Acting as the second line in the internal control and risk management system, the Risk Management Department is responsible for the overall management of all risk types, including accumulated risks arising from operations. The Department summarizes risk reports and information from functional departments to identify, evaluate, and propose solutions for the Board of Management’s decision-making. Periodically, the Company holds meetings to review issues arising during the period, assess the effectiveness of risk management, and determine action plans to enhance risk management efficiency company-wide.

To manage risks, BVSC has developed an annual risk policy in line with the Company’s risk appetite. BVSC has identified the Company’s risk appetite for accepting low and medium risks. BVSC accepts a medium level of risk as the Company’s business activities are affected by the specific volatility of the securities market. The types of risks BVSC identifies and proactively manages include key risks such as: credit risk, market risk, liquidity risk, operational risk, legal risk, and reputational risk.

IMPLEMENTATION OF REGULATIONS ON CORPORATE GOVERNANCE

GENERAL EVALUATION OF CORPORATE GOVERNANCE IMPLEMENTATION IN 2025 AT BVSC

In 2025, BVSC consistently maintained a corporate governance system based on 4 pillars: Fairness – Responsibility – Accountability – Transparency. These are fundamental principles in corporate governance to ensure the harmony of interests among stakeholders, enhance the Company’s business efficiency, and strengthen investor confidence.

AREAS FOR FURTHER IMPROVEMENT IN CORPORATE GOVERNANCE AT BVSC

To progressively align its corporate governance system with regional and international standards, BVSC continuously conducts self-assessments and sets goals to improve governance factors as follows:

In 2026, the Company will conduct the election of the Board of Directors for the new term, aiming to establish a Board that is competent, professional, independent, and well-balanced in its composition. The Board of Directors’ composition consists primarily of non-executive members, with independent members accounting for at least one-third (1/3) of the total board membership. The Board of Directors embraces diversity in terms of knowledge, experience, expertise, skills, behavior, culture, age, and gender, with at least one (01) female member to optimize the benefits of gender diversity within the Board.

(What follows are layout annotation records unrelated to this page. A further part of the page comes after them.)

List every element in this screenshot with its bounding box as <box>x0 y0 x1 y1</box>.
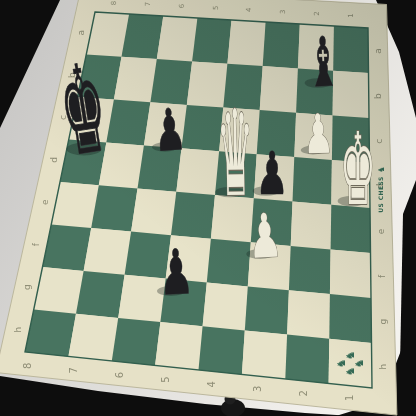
piece-black-pawn-d3: ♟ <box>253 139 289 209</box>
piece-glyph-b2: ♝ <box>305 22 341 103</box>
piece-glyph-d3: ♟ <box>255 139 288 209</box>
piece-black-pawn-g5: ♟ <box>157 236 195 309</box>
piece-glyph-g5: ♟ <box>158 236 195 309</box>
piece-glyph-c2: ♟ <box>302 102 335 167</box>
piece-glyph-d1: ♚ <box>340 111 376 228</box>
piece-black-bishop-b2: ♝ <box>305 22 341 103</box>
piece-white-pawn-f3: ♟ <box>246 200 284 272</box>
piece-glyph-f3: ♟ <box>246 200 284 272</box>
board-photo: 88aa77bb66cc55dd44ee33ff22gg11hhUS CHESS… <box>0 0 416 416</box>
piece-white-king-d1: ♚ <box>338 111 376 228</box>
piece-glyph-c6: ♟ <box>151 95 188 164</box>
piece-black-pawn-c6: ♟ <box>151 95 188 164</box>
piece-white-pawn-c2: ♟ <box>301 102 335 167</box>
chessboard-photo-svg: 88aa77bb66cc55dd44ee33ff22gg11hhUS CHESS… <box>0 0 416 416</box>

In addition to ensuring timely and accurate disclosure of material events, including financial performance, governance structure, operations, and ownership, in compliance with securities market regulations and the Company’s Disclosure Policy; the Company actively expands its disclosure scope to include sustainable development and foreseeable material risks linked to its objectives, strategy, governance, and operational efficiency. This proactive approach aims to drive long-term success in alignment with Principle 7: Enhancing Disclosure and Transparency as stipulated in the Vietnam Corporate Governance Code of Best Practices, the ASEAN Corporate Governance Scorecard, and the 2023 G20/OECD Principles of Corporate Governance.

Improve the remuneration policy for members of the Board of Directors, the Supervisory Board, and Board Committees to be performance-linked, while ensuring it is commensurate with the roles and responsibilities of each individual. This policy aims to attract, retain, and motivate senior leadership, thereby fostering alignment with the company’s sustainable development goals, long-term value, and shareholder interests.

Continue to strengthen and enhance the roles of Internal Audit, Risk Management, and Internal Control within the Company’s governance framework, ensuring that the risk management and internal control systems operate effectively, transparently, and accurately. This strengthens resilience against financial, ESG, cybersecurity, digital, and artificial intelligence risks; while enhancing governance quality to act as robust lines of defense in safeguarding capital and creating sustainable value for shareholders and stakeholders.

Review and amend the Company’s Charter, Internal Regulations on Corporate Governance, and BOD’s Operating Regulations to ensure compliance with the new regulations on corporate governance applicable to listed firms in the 2025 Law on Enterprises, Decree No. 245/2025/ND-CP, and the 2026 Vietnam Corporate Governance Code for approval at the 2026 AGM.